• ENTRETIEN D'EMBAUCHE

      Certains emplois réclament de qui les tient une assurance imperturbable, une complète maîtrise de soi, une aisance improvisatrice que rien ne saurait prendre de court. Justement, on embauche. Le candidat est introduit devant non pas un, mais trois ou quatre examinateurs qui semblent occupés à leur courrier. On l'invite à s'asseoir : il n'y a pas de siège. On lui présente une table couverte d'objets divers ; il doit en choisir un et commencer à discourir à son sujet cinq minutes dûment chronométrées. Le candidat se saisit d'un clou.

    - Le clou, mesdames et messieurs, est un modeste accessoire de quincaillerie indispensable au charpentier, sinon à son fils. Je pense naturellement en disant cela à Notre Seigneur, Djizeusskuaïsst comme l'appellent sans vergogne les Anglo-Saxons. Il est à noter que les deux larrons crucifiés autour de lui n'étaient liés que par des cordes, ce qui suggère bien comment la Palestine en ce temps-là déjà exsangue et martyre souffrait de l'impérialisme romain, si jusqu'aux clous venaient à manquer ! Cela démontre néanmoins s'il en était encore besoin à quel point le clou est intimement mêlé à notre civilisation judéo-chrétienne, laquelle...

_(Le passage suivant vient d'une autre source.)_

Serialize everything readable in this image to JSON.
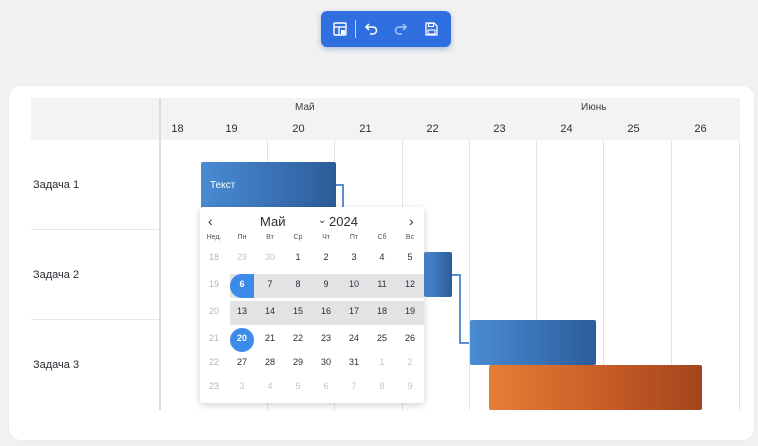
{
  "toolbar": {
    "buttons": [
      {
        "name": "table-layout-icon",
        "glyph": "table"
      },
      {
        "name": "undo-icon",
        "glyph": "undo"
      },
      {
        "name": "redo-icon",
        "glyph": "redo"
      },
      {
        "name": "save-icon",
        "glyph": "save"
      }
    ],
    "accent": "#2f6fe0"
  },
  "gantt": {
    "months": [
      {
        "label": "Май"
      },
      {
        "label": "Июнь"
      }
    ],
    "days": [
      "18",
      "19",
      "20",
      "21",
      "22",
      "23",
      "24",
      "25",
      "26"
    ],
    "tasks": [
      {
        "label": "Задача 1"
      },
      {
        "label": "Задача 2"
      },
      {
        "label": "Задача 3"
      }
    ],
    "bar_text": "Текст",
    "colors": {
      "blue": "#3b74b8",
      "orange": "#c75c27"
    }
  },
  "datepicker": {
    "prev": "‹",
    "next": "›",
    "month": "Май",
    "caret": "⌄",
    "year": "2024",
    "weekdays": [
      "Нед.",
      "Пн",
      "Вт",
      "Ср",
      "Чт",
      "Пт",
      "Сб",
      "Вс"
    ],
    "rows": [
      [
        "18",
        "29",
        "30",
        "1",
        "2",
        "3",
        "4",
        "5"
      ],
      [
        "19",
        "6",
        "7",
        "8",
        "9",
        "10",
        "11",
        "12"
      ],
      [
        "20",
        "13",
        "14",
        "15",
        "16",
        "17",
        "18",
        "19"
      ],
      [
        "21",
        "20",
        "21",
        "22",
        "23",
        "24",
        "25",
        "26"
      ],
      [
        "22",
        "27",
        "28",
        "29",
        "30",
        "31",
        "1",
        "2"
      ],
      [
        "23",
        "3",
        "4",
        "5",
        "6",
        "7",
        "8",
        "9"
      ]
    ],
    "selected_start": "6",
    "selected_end": "20",
    "selection_color": "#3d8be8"
  }
}
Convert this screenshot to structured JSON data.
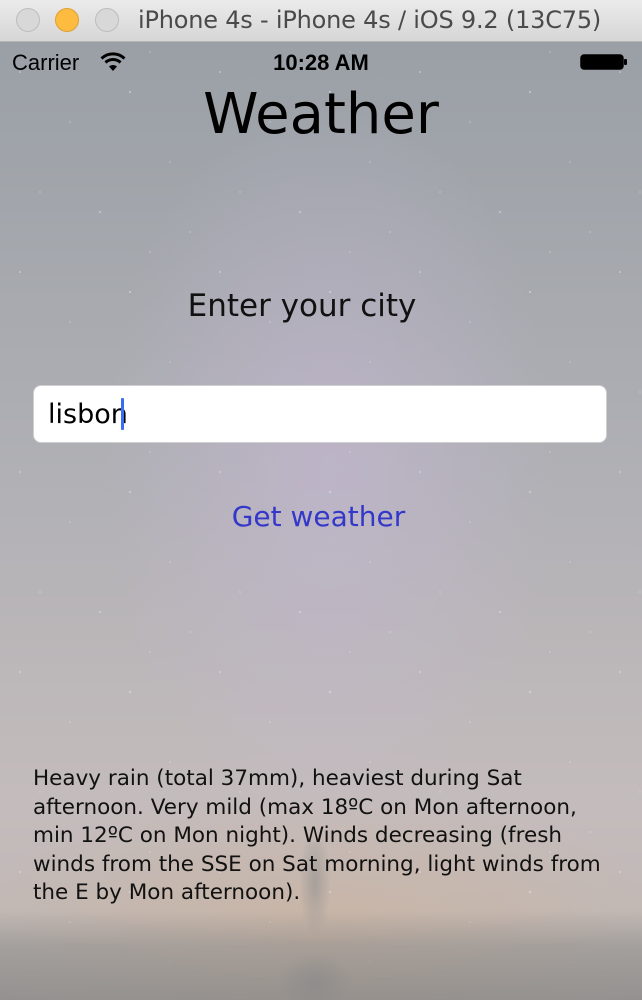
{
  "window": {
    "title": "iPhone 4s - iPhone 4s / iOS 9.2 (13C75)"
  },
  "status_bar": {
    "carrier": "Carrier",
    "time": "10:28 AM",
    "icons": [
      "wifi-icon",
      "battery-icon"
    ]
  },
  "app": {
    "title": "Weather",
    "prompt": "Enter your city",
    "city_input": {
      "value": "lisbon",
      "placeholder": ""
    },
    "get_weather_label": "Get weather",
    "forecast": "Heavy rain (total 37mm), heaviest during Sat afternoon. Very mild (max 18ºC on Mon afternoon, min 12ºC on Mon night). Winds decreasing (fresh winds from the SSE on Sat morning, light winds from the E by Mon afternoon)."
  },
  "colors": {
    "button_text": "#3438c9",
    "caret": "#3b6df0",
    "minimize_button": "#fdbc40"
  }
}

    - Revenez à votre sujet.

    - Je m'égarais. Les Romains au sujet des clous avaient constaté un fait singulier. Ils...

    - Nonnonnon. Parlez du clou que vous tenez ; pas des autres.

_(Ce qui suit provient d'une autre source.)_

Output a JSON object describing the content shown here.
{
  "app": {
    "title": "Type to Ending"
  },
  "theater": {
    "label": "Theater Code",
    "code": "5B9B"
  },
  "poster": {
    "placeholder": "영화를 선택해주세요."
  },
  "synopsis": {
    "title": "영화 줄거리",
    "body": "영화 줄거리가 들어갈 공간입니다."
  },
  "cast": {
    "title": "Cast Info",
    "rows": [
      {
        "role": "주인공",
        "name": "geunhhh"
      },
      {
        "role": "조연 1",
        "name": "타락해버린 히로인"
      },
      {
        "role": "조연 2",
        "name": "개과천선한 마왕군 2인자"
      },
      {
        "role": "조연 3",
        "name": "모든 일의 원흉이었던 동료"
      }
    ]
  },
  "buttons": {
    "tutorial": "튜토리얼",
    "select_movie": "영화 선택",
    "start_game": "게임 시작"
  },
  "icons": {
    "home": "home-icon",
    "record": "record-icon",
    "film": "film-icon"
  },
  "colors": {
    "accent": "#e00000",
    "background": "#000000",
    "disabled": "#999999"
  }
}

    - Excusez-moi. Je persiste à penser que vous eussiez apprécié l'anecdote historique que je voulais citer. J'allais dire avant votre pertinent rappel à l'ordre que les Latins avaient découvert un phénomène de corrosion électro-chimique toujours valable d'ailleurs. Des clous servaient à fixer sur leurs trirèmes les bordés de cuivre destinés à protéger le bois contre les flèches incendiaires. L'eau de mer faisait alors office d'électrolyte dans la constitution d'un couple voltaïque Fe/NaCl/Cu dont la f.é.m. - je n'ai plus son chiffre en mémoire - est suffisante pour entraîner le passage en solution des ions Cu++. Bref, les trous des clous s'élargissaient et les blindages se détachaient.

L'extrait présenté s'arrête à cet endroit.